Tidak lama kemudian, Wang Yi juga telanjang, dan keduanya berbaring saling berhadapan di tempat tidur, melakukan sixty-nein, tangan mencengkeram daging yang kokoh mana pun yang bisa mereka raih, kepala saling menekan dalam kehangatan, bibir dan lidah membara. 

Wang Yi bisa merasakan gairahnya mengambil alih, dan ia menikmati itu.
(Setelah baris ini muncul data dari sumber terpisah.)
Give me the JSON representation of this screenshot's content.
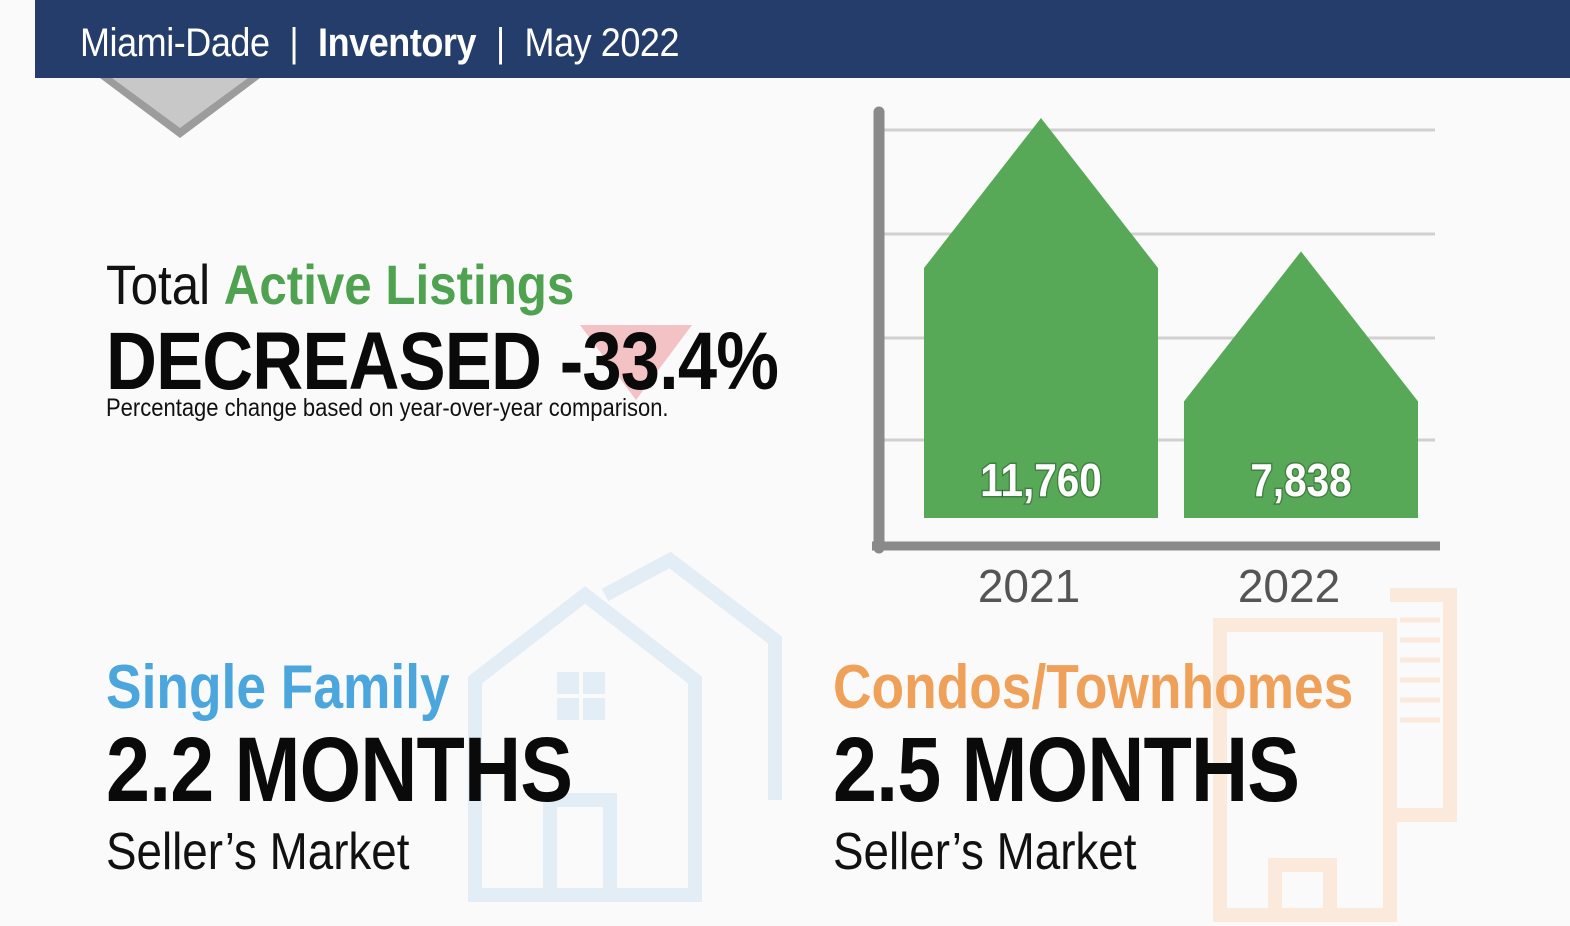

Ia suka menjilat area intim wanita. Dan jelas baginya bahwa Zhou Shi Yu suka area intimnya dijilat, karena Wang Yi bisa merasakan Zhou Shi Yu mengerang di atas kebasahannya sendiri. Zhou Shi Yu berusaha mengimbangi.

Aroma keringat asin memenuhi udara, tubuh hangat mereka saling bergesekan, masing-masing mengeluarkan rengekan, geraman, dan erangan kecil. 

Mereka telah berbalik, dan Wang Yi berbaring di atas Zhou Shi Yu, menekan perut mereka bersama. Wang Yi memasukkan dua jari ke dalam Zhou Shi Yu dan ia mendorong secara stabil dan metodis.

“Ya… Di situ,” kata Zhou Shi Yu. Ia mengangkat tangan dan menyeka keringat serta rambut dari dahinya. Dalam cahaya redup kamar tidur, wajahnya memerah dan ia menunjukkan ekspresi serius.

Zhou Shi Yu menggeliat dan bergetar di bawah beban tubuh Wang Yi. Ia mencengkeram tangan Wang Yi di sikunya dan meremas. Ketika ia mencapai klimaks, seolah nafasnya terhenti dan ia menjadi diam, namun tubuhnya menggeliat sendiri. Kemudian, seolah dari antah berantah, ia cegukan. Lalu ia tertawa.

Wang Yi tertawa juga. Dan mereka berciuman. Lalu mereka berciuman lagi. Dan lagi.